Волшебный фонарь начала двадцатого века дает волю воображению. Пустоту между кадрами диафильма зрители должны заполнить сами. На экране эркер второго этажа в югендстиле. На оконном стекле два расплющенных носа, две пары глаз с опаской наблюдают за прохожими. Сверху все женщины похожи друг на друга: в шляпах поверх стянутых в пучок волос, в приталенных пальто с крошечными пуговицами и ботинках на шнуровке. Но лишь у одной из них блестящий алюминиевый ящичек. Каждый вечер она закрывает за собой двойные двери магазина «Надежда» и пересекает улицу, держа под мышкой ящичек, в котором собрана дневная выручка. Стоит ей переступить порог дома, как девочки тут же забывают про ящичек и начинают кружить у ног матери. Она расстегивает миллион пуговиц и только потом сажает дочек на колени. Изредка, в вице большого исключения, она берет их с собой в магазин, по названию которого нетрудно догадаться, что речь идет о социалистическом кооперативе. Мать, красующаяся за высокой коричневой кассой, словно царица на троне, угощает их зефиром в шоколаде.
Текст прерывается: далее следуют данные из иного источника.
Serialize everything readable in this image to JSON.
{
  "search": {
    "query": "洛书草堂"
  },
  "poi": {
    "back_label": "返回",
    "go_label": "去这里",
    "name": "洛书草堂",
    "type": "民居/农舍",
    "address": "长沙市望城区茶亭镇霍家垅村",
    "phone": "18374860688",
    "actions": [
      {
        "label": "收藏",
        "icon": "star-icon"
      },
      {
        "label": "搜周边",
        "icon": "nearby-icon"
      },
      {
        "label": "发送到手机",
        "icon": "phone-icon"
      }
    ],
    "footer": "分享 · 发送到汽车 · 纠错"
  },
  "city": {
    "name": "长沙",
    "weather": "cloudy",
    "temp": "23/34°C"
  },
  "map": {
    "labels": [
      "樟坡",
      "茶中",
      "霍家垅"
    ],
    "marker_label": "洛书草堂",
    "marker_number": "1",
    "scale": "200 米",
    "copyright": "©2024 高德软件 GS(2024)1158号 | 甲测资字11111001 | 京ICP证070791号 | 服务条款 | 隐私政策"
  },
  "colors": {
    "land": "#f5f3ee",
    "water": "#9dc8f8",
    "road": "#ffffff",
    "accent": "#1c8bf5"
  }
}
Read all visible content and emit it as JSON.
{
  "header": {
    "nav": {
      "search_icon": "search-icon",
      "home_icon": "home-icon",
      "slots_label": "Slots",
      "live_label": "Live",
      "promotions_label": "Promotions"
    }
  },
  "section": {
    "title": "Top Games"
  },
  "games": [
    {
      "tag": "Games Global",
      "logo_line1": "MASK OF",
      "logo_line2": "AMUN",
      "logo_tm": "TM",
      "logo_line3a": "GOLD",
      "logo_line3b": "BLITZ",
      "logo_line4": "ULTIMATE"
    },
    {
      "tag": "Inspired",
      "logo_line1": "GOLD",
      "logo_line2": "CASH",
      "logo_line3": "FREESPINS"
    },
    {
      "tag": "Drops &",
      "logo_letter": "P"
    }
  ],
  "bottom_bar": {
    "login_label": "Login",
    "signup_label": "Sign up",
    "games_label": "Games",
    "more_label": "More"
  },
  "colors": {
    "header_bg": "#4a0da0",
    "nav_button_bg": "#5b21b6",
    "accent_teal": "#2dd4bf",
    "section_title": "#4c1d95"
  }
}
Она заправляет здесь всеми финансовыми делами. С тех пор как она стала хозяйничать за кассой, оборот магазина удвоился. Она — умный, старательный и надежный работник. Однако никто не знает, что она тяжело больна. Болезнь разъедает ее изнутри, но никак не отражается на внешности этой дородной вестфальской блондинки.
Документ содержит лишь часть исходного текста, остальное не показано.